The rise in India’s renewable energy generation capacity through variable sources like solar and wind is throwing up new challenges for the country’s electricity grid. India’s power market design needs to mature to address the challenges and optimum utilisation of existing resources. Policymakers may consider accelerating several pilot programmes aiming to reform power scheduling and dispatch, potentially saving billions of dollars for electricity distribution companies (DISCOMs). We also believe that a larger shift to open markets will allow competition and add dynamicity to electricity trading. Concerning grid stability, Frequency Control and Ancillary Services (FCAS) should move from un-requisitioned coal-generation capacities to battery storage and pumped hydro storage (PHS) systems. The new regulations for Ancillary Services aim to procure grid management services through the open market mechanism and allow for batteries and PHS to take part in it. This is because battery storage and PHS with faster ramp-up and ramp-down rates are much better for FCAS.

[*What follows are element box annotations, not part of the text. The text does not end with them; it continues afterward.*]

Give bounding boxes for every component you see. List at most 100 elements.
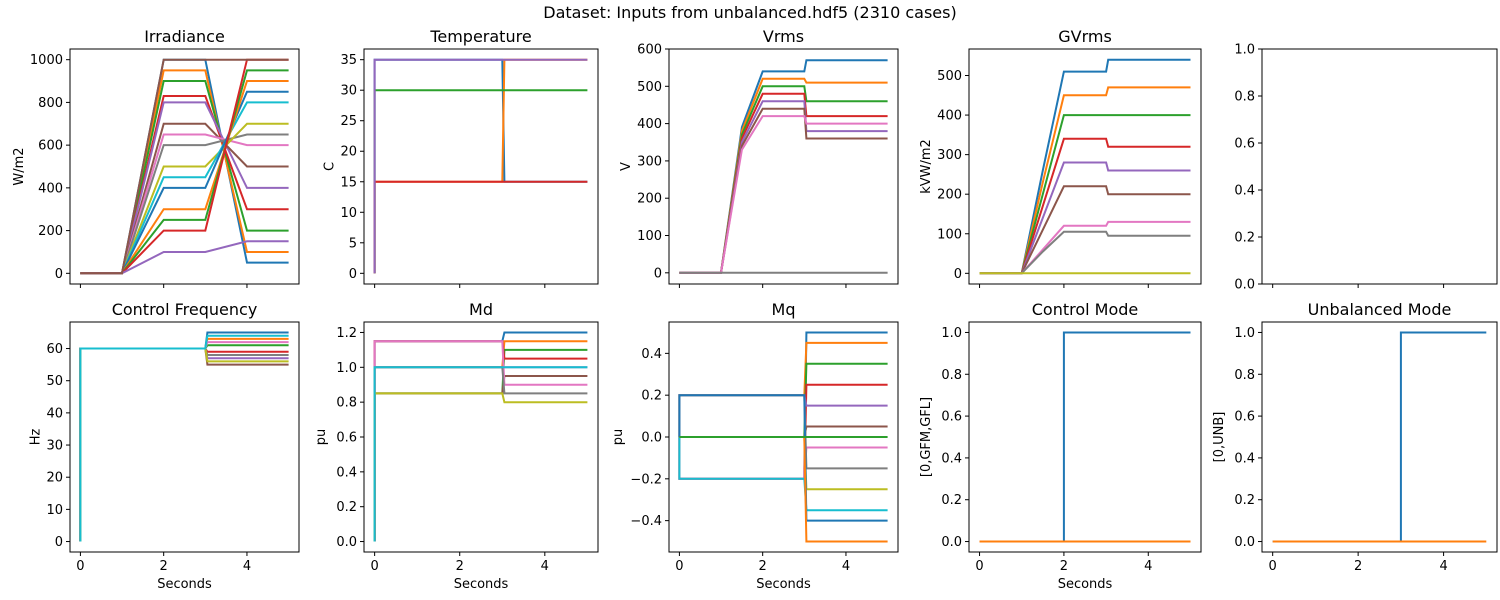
axes-frame (363, 321, 599, 553)
series-line (373, 58, 588, 274)
y-tick-label: 400 (637, 117, 662, 132)
y-tick-label: 0.6 (1234, 410, 1255, 425)
series-line (79, 347, 289, 542)
axes-frame (968, 321, 1202, 553)
y-tick-label: 1.0 (941, 326, 962, 341)
y-tick-label: 0.4 (941, 451, 962, 466)
y-tick-label: 0 (349, 267, 357, 282)
y-axis-label: Hz (28, 429, 43, 446)
x-tick-label: 4 (541, 559, 549, 574)
y-tick-label: 500 (937, 69, 962, 84)
x-tick-label: 0 (975, 559, 983, 574)
axes-frame (363, 48, 599, 285)
y-tick-label: 0 (55, 267, 63, 282)
x-tick-label: 2 (1354, 559, 1362, 574)
subplot-title: Irradiance (144, 27, 225, 46)
subplot-irradiance: 0 200 400 600 800 1000 Irradiance W/m2 (12, 27, 300, 288)
y-tick-label: 300 (637, 154, 662, 169)
y-tick-label: 1.0 (1234, 43, 1255, 58)
y-tick-label: 0 (654, 266, 662, 281)
y-tick-label: 15 (340, 175, 357, 190)
x-tick-label: 2 (1060, 559, 1068, 574)
subplot-title: Md (469, 300, 493, 319)
series-line (80, 122, 289, 275)
y-tick-label: 10 (340, 206, 357, 221)
y-tick-label: 0.8 (1234, 90, 1255, 105)
series-line (80, 240, 289, 275)
figure-suptitle: Dataset: Inputs from unbalanced.hdf5 (23… (543, 3, 956, 22)
subplot-title: GVrms (1058, 27, 1112, 46)
y-tick-label: 1.2 (336, 326, 357, 341)
y-tick-label: 200 (38, 224, 63, 239)
y-tick-label: 800 (38, 96, 63, 111)
subplot-control-mode: 0 2 4 0.0 0.2 0.4 0.6 0.8 1.0 Control Mode [0,GFM,… (919, 300, 1202, 574)
x-tick-label: 4 (1144, 559, 1152, 574)
subplot-title: Unbalanced Mode (1308, 300, 1452, 319)
y-axis-label: V (619, 162, 634, 171)
y-axis-label: pu (314, 429, 329, 446)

A larger shift to open markets will allow competition and add dynamicity to electricity trading.
India’s power market is transitioning with great momentum, especially in adding renewable energy capacity. India installed a record 15 gigawatts (GW) of renewable energy capacity in the fiscal year (FY) 2021/22. As a result, renewables form roughly a quarter of India’s total installed capacity, with 115GW on the grid.
Further growth in variable renewables will pose challenges to grid integration. Managing the variability of supply on a grid with higher penetration of variable renewables, controlling the fluctuations in frequency and voltage, and maintaining system strength and inertia will require new technical and financial solutions. Therefore, India’s power market design needs to evolve to optimise the utilisation of existing resources and incentivise new technological solutions.
This report reviews the current market design and structure for scheduling, dispatching and financial settlements for India’s power trade and grid management services. Additionally, we refer to structural aspects of other foreign electricity markets to provide learnings for the Indian market.
Currently, 90% of the electricity traded is through long-term power purchase agreements (PPAs). However, the two-part tariff structure of thermal power PPAs has locked electricity distribution companies (DISCOMs) into long-term capacity payments. Combining this with self-scheduling of power dispatch at a regional-level results in a sub-optimal outcome for the DISCOMs.
Policymakers have identified this issue and are actively exploring its solutions.
A Security Constrained Economic Dispatch (SCED) pilot pooled 58.1GW of inter-regional thermal power stations. It recorded a saving of Rs20.7 billion (US$260 million) between April 2019 and February 2022. Policymakers have also proposed a Market-based Economic Dispatch (MBED) mechanism to pool all the generation resources, potentially reducing power procurement costs by Rs120 billion (US$1.6 billion) annually. Further, they proposed a year-long pilot to explore this mechanism in FY2021/22, but there is no publicly available update regarding the same.
In our view, a larger shift to open markets will allow competition and add dynamicity to electricity trading.
India’s Ministry of Power also aims to increase the share of open market platforms in the country’s electricity market to 25% by FY2023/24 from the current 10%. The introduction of competitive day-ahead and term-ahead markets to trade clean power on open market platforms has been quite successful. In our view, a larger shift to open markets will allow competition and add dynamicity to electricity trading. More importantly, they provide a time-of-day price signal for energy storage technology solutions, such as utility-scale batteries, pumped hydro storage (PHS), as well as demand-side management.
These solutions are also crucial for future rise in grid management requirements to deal with frequency and voltage fluctuations.
Since solar generation only happens during the day and wind patterns are highly seasonal and intermittent, the power system needs to evolve and modernise to respond to grid stability challenges, particularly as the share of variable renewable energy rises in India’s energy system.
Increased frequency and voltage variability on the grid requires supporting services, broadly defined as Frequency Control and Ancillary Services (FCAS). These services mainly support the grid operation in maintaining the grid's power quality, reliability and security.
Under the current mechanism, FCAS use the un-requisitioned capacities of coal-fired power plants.
The new regulations for Ancillary Services aim to procure ancillary services through the open market mechanism to make it more cost competitive. Also, it makes way for storage assets more suitable for fast frequency response than coal-fired power plants.
Batteries and PHS can dispatch power during grid events. They can also absorb electricity from the grid to manage its frequency. On the other hand, traditional thermal generation assets and gas peakers can provide these services by dispatching or backing down the power but cannot absorb the power from the grid. Therefore, grids with higher renewable energy penetration will require storage assets to absorb the excess power to avoid curtailments of cheaper clean energy sources.
India’s grid ancillary service market needs modernising and deepening to incentivise these solutions.